Cookies

We asked one of our developers to write an explanation of how cookies work, what they do and why we need them on our site. And then we tried to read it. We didn’t have a scooby what it all meant. So I got the job of translating it.

Cookies help our site run. They help us understand how you are using it, and if there is anything not working the way we want it to. They allow us to store some information about you – so if you make preference choices (like your country) on the site, then we’ll remember that for a while.

They also let us pop up in other places you visit. Mainly websites and social feeds. But that involves us giving big bags of money to other people. And we don’t really roll that way. We love tech. We believe tech can do amazing things. So we’ll treat you the way we’d like to be treated. Do no evil and all that.

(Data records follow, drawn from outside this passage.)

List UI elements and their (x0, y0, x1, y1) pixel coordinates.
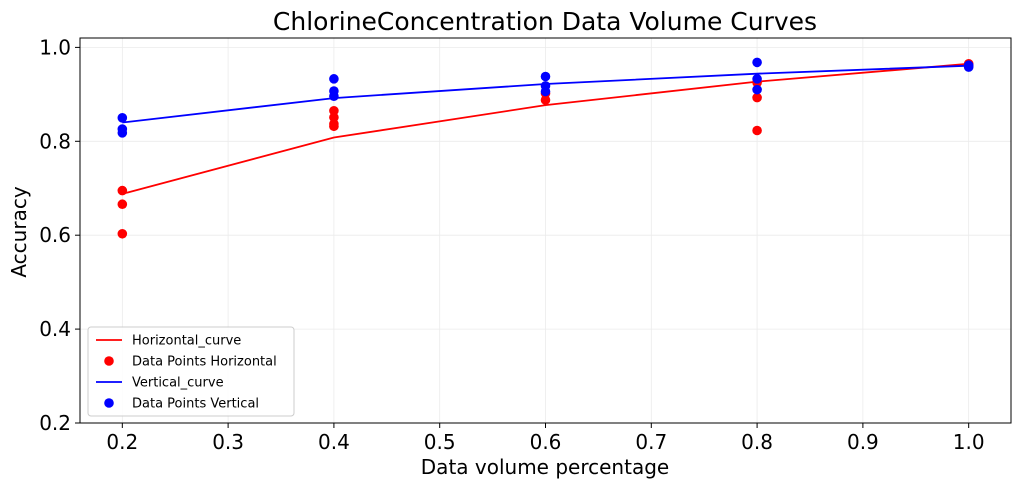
data-point (117, 185, 128, 196)
x-axis-ticks: 0.2 0.3 0.4 0.5 0.6 0.7 0.8 0.9 1.0 (106, 423, 985, 454)
data-point (752, 74, 762, 84)
x-axis-label: Data volume percentage (421, 455, 669, 479)
legend: Horizontal_curve Data Points Horizontal Ve… (87, 326, 295, 417)
y-tick-label: 0.6 (39, 223, 71, 247)
data-point (752, 125, 762, 136)
y-tick-label: 0.8 (39, 129, 71, 153)
chart-title: ChlorineConcentration Data Volume Curves (273, 7, 817, 36)
y-tick-label: 0.4 (39, 317, 71, 341)
data-point (329, 121, 339, 132)
data-point (963, 60, 974, 71)
data-point (752, 92, 762, 103)
series-line-horizontal_curve (122, 62, 969, 195)
data-point (117, 199, 128, 210)
data-point (752, 84, 762, 95)
x-tick-label: 0.2 (106, 430, 138, 454)
legend-entry: Horizontal_curve (132, 334, 241, 349)
x-tick-label: 0.3 (212, 430, 244, 454)
legend-entry: Data Points Vertical (132, 397, 259, 412)
x-tick-label: 0.7 (635, 430, 667, 454)
legend-swatch-point (104, 356, 114, 366)
y-tick-label: 1.0 (39, 35, 71, 59)
legend-entry: Data Points Horizontal (132, 355, 277, 370)
data-point (117, 228, 128, 239)
data-point (540, 86, 551, 97)
data-point (117, 113, 128, 123)
x-tick-label: 0.9 (847, 430, 879, 454)
x-tick-label: 0.8 (741, 430, 773, 454)
x-tick-label: 0.5 (424, 430, 456, 454)
x-tick-label: 1.0 (953, 430, 985, 454)
data-point (329, 112, 339, 123)
data-point (329, 105, 339, 116)
data-point (540, 95, 551, 105)
legend-box (87, 326, 295, 417)
legend-entry: Vertical_curve (132, 376, 224, 391)
data-point (117, 128, 128, 138)
data-point (752, 57, 762, 68)
data-point (329, 74, 339, 84)
data-point (540, 71, 551, 82)
data-point (329, 91, 339, 102)
x-tick-label: 0.6 (530, 430, 562, 454)
series-points (117, 57, 974, 239)
x-tick-label: 0.4 (318, 430, 350, 454)
y-axis-label: Accuracy (7, 186, 31, 277)
legend-swatch-point (104, 398, 114, 408)
y-tick-label: 0.2 (39, 411, 71, 435)
y-axis-ticks: 0.2 0.4 0.6 0.8 1.0 (39, 35, 80, 435)
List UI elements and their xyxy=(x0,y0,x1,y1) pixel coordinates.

We like cookies. Chocolate chip. Peanut butter. Amaretti. Cookies are also text files placed on your computer to process standard internet logs. They make our website work better and let us track traffic trends and behaviours. If you are really interested we’ve written a whole cookie policy here. Have a read. There’s an Easter Egg at the end. If you make it that far.

That said, if you are really (really) interested… the key cookies on our site are:

Google Analytics – this shows us how many people visit our website, which pages they visit, how they interact with those pages. And whether the 3000 daily visits from Uruguay suggests we need to set up a new office in Montevideo… complete with maté bar.

Doubleclick – more Google stuff. Ever noticed how after you’ve searched for something, you see promoted results for it around the web? Doubleclick does that. But we’d rather spend the petty cash on chocolate and coffee so you probably won’t see us following you around so much…

We have loads of other Google cookies that all sort of do the same thing, but in different ways or on different platforms. They all have really catchy names… 1P_JAR, ANID, APISID, CONSENT, HSID, NID, OGPC, SAPISID, SID, SSID, Secure-3PAPISID, Secure-3PSID. I could go through each one individually and tell you what they do… but no-one really reads these things, and if you are interested, you’ve probably already googled it.

Pixels - Ok, stay with me here – a pixel is different to a cookie, but it pretty much does the same thing in a different way. We have pixels on our site primarily to allow us to work with Facebook and LinkedIn. So if we write an absolutely mind-blowing article on LinkedIn, we can see how many people read it and decide they desperately want to work with us. Or we could depressingly discover that our clickbait post ‘5 ways a cat can wreck your home working space’ is actually marketing gold, at which point I’m planning on going off into a corner to sob gently and try to work out why I did that Eng Lit degree.

Cookie Recipe...

Ingredients:

200g peanut butter (you can use smooth… but why would you do that, crunchy crunchy goodness is better)

175g caster sugar

1 large egg

¼ tsp salt (though depending on your choice of peanut butter you might not need this!)

Baking instructions:

  • Preheat the oven to 180C / 160C fan oven and line two large baking trays with parchment.
  • Stick the peanut butter and sugar in a bowl. Add the salt and stir madly. Drop that egg in there (remove the shell first unless added crunch is your thing). Mix some more till it goes all doughy.
  • Break off chunks of dough and place (well spaced) on the trays. Push them down the the back of a fork to squash them a little (and for a bit of decoration).
  • Bake for 12 minutes until they look awesome, smell awesome. Taste one. Burn your mouth. Put the rest aside for 10 mins. Taste another. And another. They last for three days. They won’t last for three days.
  • Send us some. Please.
  • Cheers to the BBC for my all-time fave recipe!